Job Summary: The IT Monitoring Administrator is responsible for ensuring the reliability and health of the Operational Support System (OSS), ensuring incidents and events are managed within agreed service level agreements (SLAs) and escalated appropriately. In addition, they will promote and contribute to continuous improvement initiatives and knowledge sharing with the team.
Essential Job Duties and Responsibilities:
- Monitoring of the Microsoft System Centre suite, Prometheus, AppDynamics, SolarWinds Orion, Microsoft Azure platforms, and AWS.
- Good to have scripting skills (bash, shell, PowerShell, Oracle, SQL queries)
- Should know about configuring the Container & API monitoring.
- Maintain and upgrade existing monitoring systems as required.
- Manage the incident and problem queues, ensuring resolution within agreed SLAs.
- Tune and improve the monitoring systems to allow for better incident management and problem resolution.
- Maintain register of monitors and system design documentation.
- Maintain IT documentation and work in accordance with internal procedures and industry best practices.
- Contribute to knowledge base articles.
- Assist and provide information for periodic reports on performance and availability.
- Provide analysis of capacity management to assist other resolver teams.
- Provide Windows Server support as required.
- Participate in the on-call Rota and provide out-of-hours support as required.
- Work from other Cubic or customer sites or data centers as required.
- Comply with Cubic’s values and adhere to all company policy and procedures. Comply with the code of conduct, quality, security, and occupational health, safety, and environmental policies and procedures.

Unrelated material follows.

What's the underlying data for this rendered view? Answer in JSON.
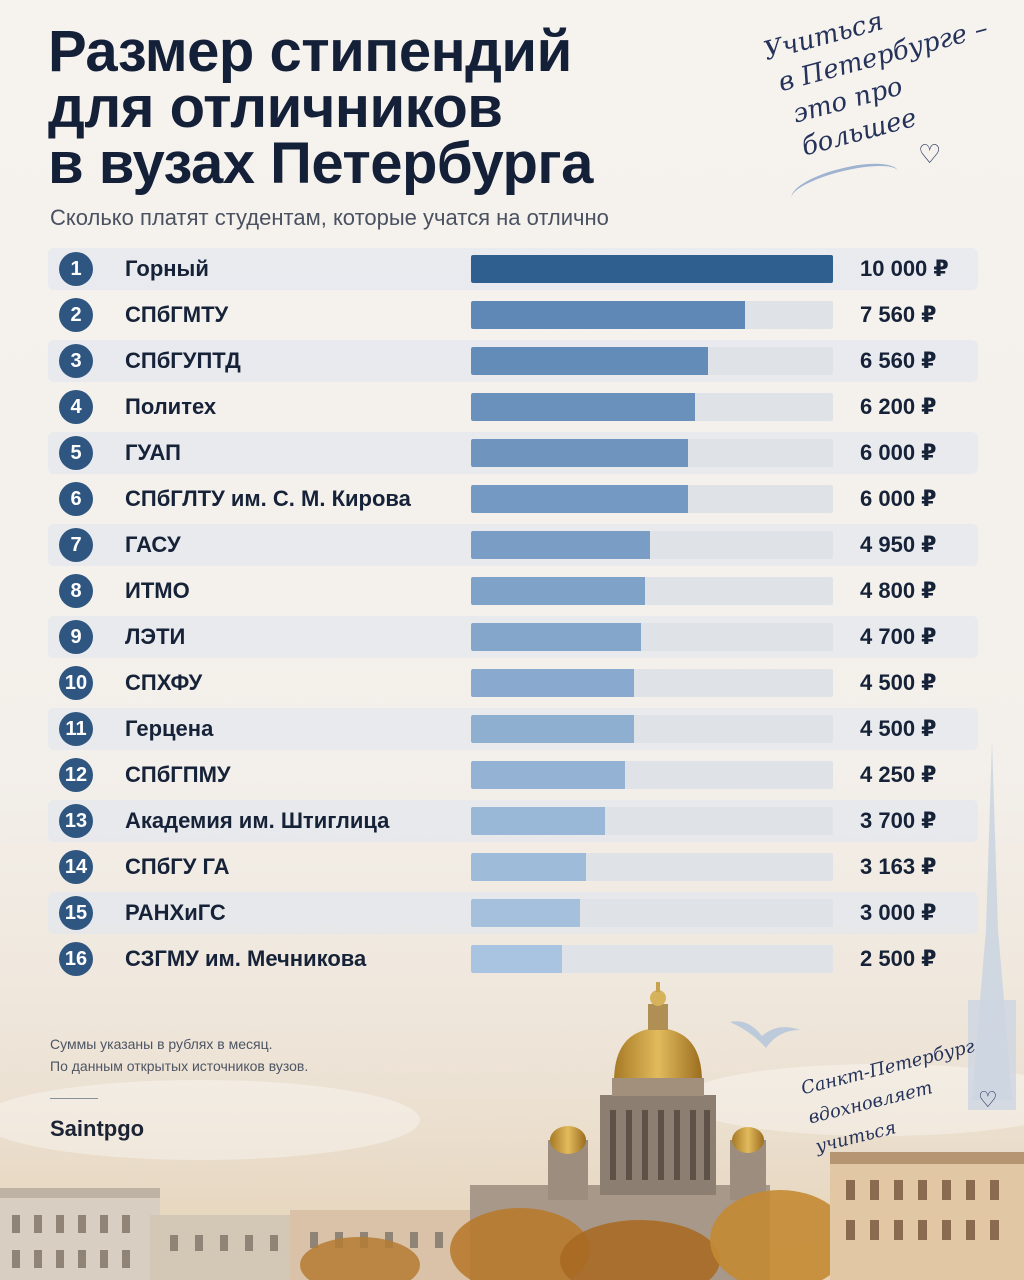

- In addition to the duties and responsibilities listed, the job holder is required to perform other duties assigned by their manager from time-to-time, as may be reasonably required of them.
Minimum Job Requirements:
Essential
- Degree, or equivalent years of relevant experience in a technical or technical management discipline.
- Two (2)+ years of experience in Microsoft System Centre suite, Prometheus, App Dynamics, SolarWinds Orion, and Microsoft Azure/AWS platforms.
- Experience supporting customers within a technical capacity.
- Formal training with a Monitoring product.
- A self-starter who can drive through change at all levels, recognized by their peers as inspirational and the go-to person for solving organizational problems.
- Motivation to improve skillset to ensure we are challenging system design.
- Excellent attention to detail and an unfaltering desire to deliver exceptional service.
- Customer-focused and comfortable with dealing with executive-level managers.
- Able to prioritize multiple tasks with deftness and adhere to deadlines.
- Strong analytical and influencing skills to assess demand for change and ensure that the necessary controls are in place to deliver successfully.
Desirable
- Networking, Unix, or Microsoft qualifications.
- Experience of using SCSM 2012 in a corporate environment.
- Experience in scripting in PowerShell in a corporate environment.
- Experience working within an IT Helpdesk.
- Up-to-date understanding of cloud technologies (AWS/Azure).